Keeping Safe, and Operational
A day in the life — keeping IAD moving amid a hornet’s nest of construction
WASHINGTON, D.C. — At recent conferences, FAA associate administrator for airports D. Kirk Shaffer has been hitting hard on the need for diligence in preventing runway incursions, with an added emphasis on airports undergoing construction. He’s also retelling an incident that happened this year at Washington Dulles International Airport (IAD), in which improper procedures by a contractor led to an emergency evacuation of a ground tower at one of the world’s busiest airports. As it happens, AIRPORT BUSINESS was at IAD that day to get insights from Marty Clarke, senior deputy manager of ops and airport construction coordinator, whose team is responsible for maintaining safe and ongoing operations during IAD’s reconstruction.
10 a.m.
The story angle is managing a very active airfield in the midst of what is probably the largest airport reconstruction project currently happening in North America. I’m on time for the interview; Marty Clarke, director of operations and the person responsible for ensuring everybody is in synch, arrives at 10:05, panting. We’re headed to a meeting of one of the project teams. His role: sit in and see where coordination with other activities fits in, and then make sure it happens.
* * *
10:15 a.m.
Five minutes after our arrival at the meeting, Marty’s cell rings. A minute later he tells the group that the ramp tower is down; infrastructure work in the basement has created toxic fumes that have migrated through venting upward to the tower, affecting controllers. We’re off to the airfield, and the tower.
Arriving at the scene, police, maintenance, and airport rescue and firefighting personnel are already there. Controllers are being tended to. Tower activities were immediately transferred to the recently constructed ramp tower which immediately took over ground activities. Following NIMS — National Incident Management System — procedures [the airport had just run its disaster drill exercise the weekend before], ‘fire’ is in control, due to the toxic fumes.

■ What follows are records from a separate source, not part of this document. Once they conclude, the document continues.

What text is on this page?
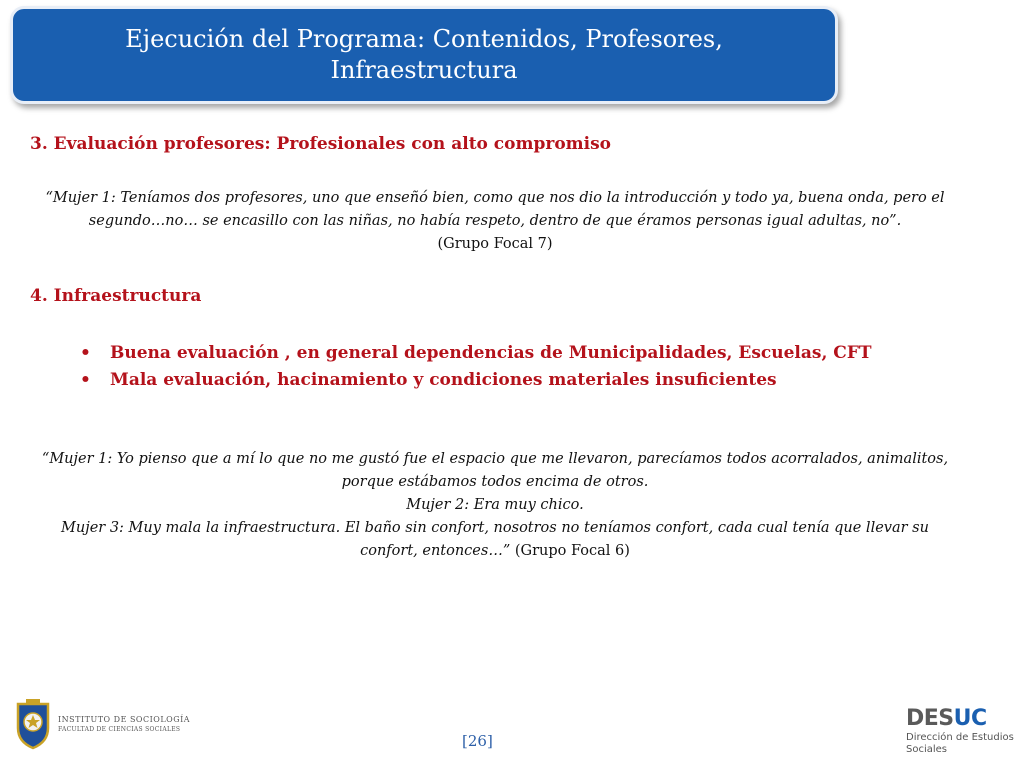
Ejecución del Programa: Contenidos, Profesores,
Infraestructura
3. Evaluación profesores: Profesionales con alto compromiso
“Mujer 1: Teníamos dos profesores, uno que enseñó bien, como que nos dio la introducción y todo ya, buena onda, pero el
segundo…no… se encasillo con las niñas, no había respeto, dentro de que éramos personas igual adultas, no”.
(Grupo Focal 7)
4. Infraestructura
• Buena evaluación , en general dependencias de Municipalidades, Escuelas, CFT
• Mala evaluación, hacinamiento y condiciones materiales insuficientes
“Mujer 1: Yo pienso que a mí lo que no me gustó fue el espacio que me llevaron, parecíamos todos acorralados, animalitos,
porque estábamos todos encima de otros.
Mujer 2: Era muy chico.
Mujer 3: Muy mala la infraestructura. El baño sin confort, nosotros no teníamos confort, cada cual tenía que llevar su
confort, entonces…” (Grupo Focal 6)
INSTITUTO DE SOCIOLOGÍA
FACULTAD DE CIENCIAS SOCIALES
[26]
DESUC
Dirección de Estudios Sociales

Interestingly, the Dulles ramp control tower, abutting the main terminal, lies directly above the main corridor for passenger flow past security to the gates. Thus, to ventilate the tower, a duct opening in the middle of the traffic flow merely exacerbates the situation.

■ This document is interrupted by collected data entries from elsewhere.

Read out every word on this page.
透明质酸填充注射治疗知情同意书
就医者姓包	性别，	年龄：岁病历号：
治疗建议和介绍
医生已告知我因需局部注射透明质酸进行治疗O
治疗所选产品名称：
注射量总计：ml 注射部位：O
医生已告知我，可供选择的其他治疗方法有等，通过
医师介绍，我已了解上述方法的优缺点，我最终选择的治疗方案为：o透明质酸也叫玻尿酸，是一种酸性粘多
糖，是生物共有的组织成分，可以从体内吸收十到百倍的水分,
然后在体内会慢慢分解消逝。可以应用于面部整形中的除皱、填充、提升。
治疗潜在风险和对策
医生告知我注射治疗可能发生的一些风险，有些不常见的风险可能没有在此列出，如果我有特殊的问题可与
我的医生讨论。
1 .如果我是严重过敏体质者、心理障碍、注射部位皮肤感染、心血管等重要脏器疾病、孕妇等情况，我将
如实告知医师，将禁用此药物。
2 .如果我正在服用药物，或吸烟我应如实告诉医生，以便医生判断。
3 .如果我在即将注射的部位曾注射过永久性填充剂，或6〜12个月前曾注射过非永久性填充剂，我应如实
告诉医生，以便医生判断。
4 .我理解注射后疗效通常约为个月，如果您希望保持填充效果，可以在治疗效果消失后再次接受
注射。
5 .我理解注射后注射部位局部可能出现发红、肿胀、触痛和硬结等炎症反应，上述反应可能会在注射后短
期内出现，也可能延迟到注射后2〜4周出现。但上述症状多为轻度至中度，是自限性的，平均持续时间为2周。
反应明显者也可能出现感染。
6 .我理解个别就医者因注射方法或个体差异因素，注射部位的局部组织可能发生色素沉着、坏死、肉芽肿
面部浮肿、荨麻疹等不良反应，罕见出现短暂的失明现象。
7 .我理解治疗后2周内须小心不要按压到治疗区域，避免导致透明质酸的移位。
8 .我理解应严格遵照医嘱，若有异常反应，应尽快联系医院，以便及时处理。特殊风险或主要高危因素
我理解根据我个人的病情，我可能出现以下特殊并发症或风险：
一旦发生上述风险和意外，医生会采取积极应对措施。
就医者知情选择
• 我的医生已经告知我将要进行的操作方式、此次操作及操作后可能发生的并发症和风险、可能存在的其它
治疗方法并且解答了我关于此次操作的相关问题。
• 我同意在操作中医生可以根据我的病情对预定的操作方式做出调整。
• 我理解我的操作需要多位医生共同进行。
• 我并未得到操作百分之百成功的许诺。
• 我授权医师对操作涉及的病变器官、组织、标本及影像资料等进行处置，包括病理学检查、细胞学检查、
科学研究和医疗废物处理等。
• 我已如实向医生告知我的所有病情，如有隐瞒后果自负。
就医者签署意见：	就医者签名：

Over the next two hours, the tower would be ventilated; controllers cared to; and press reports made to local media. In the middle of it all, Marty Clarke is talking with police, ARFF, maintenance, his public relations people, and air traffic control — the goal is to keep everybody communicating and airline operations moving.
* * *
Noon
Two hours later the incident is over and the tower is again active. As we head out to airside, Marty turns to me and says, “I guess you just saw what I do — on an airfield that’s totally under construction.”
The challenge
Dulles International is in the midst of a $4 billion development program that includes an underground automated people mover, the Aero Train, which will connect its historic main terminal to four remote concourses, and a future fifth concourse. The airport is a year into constructing a fourth runway, 9,400x150 feet, and has the environmental done on a fifth.
It is a hub of airliner activity, and a hub of construction activity. The two don’t necessarily mesh. There are some 500 airport employees on the premises, estimates Clarke, with the number of construction workers varying by project. All the underground tunnels for Aero Train are dug, he points out, which has seen worker numbers drop, but the individual stations at the terminals are a long way from complete.
And there is the fourth runway. Says Clarke, “With the weather good, the numbers of people working on the fourth runway is way up. They probably have 300 people working out there; it had been about 100.” The fourth runway project, adjacent to current airline operations, is a big focus.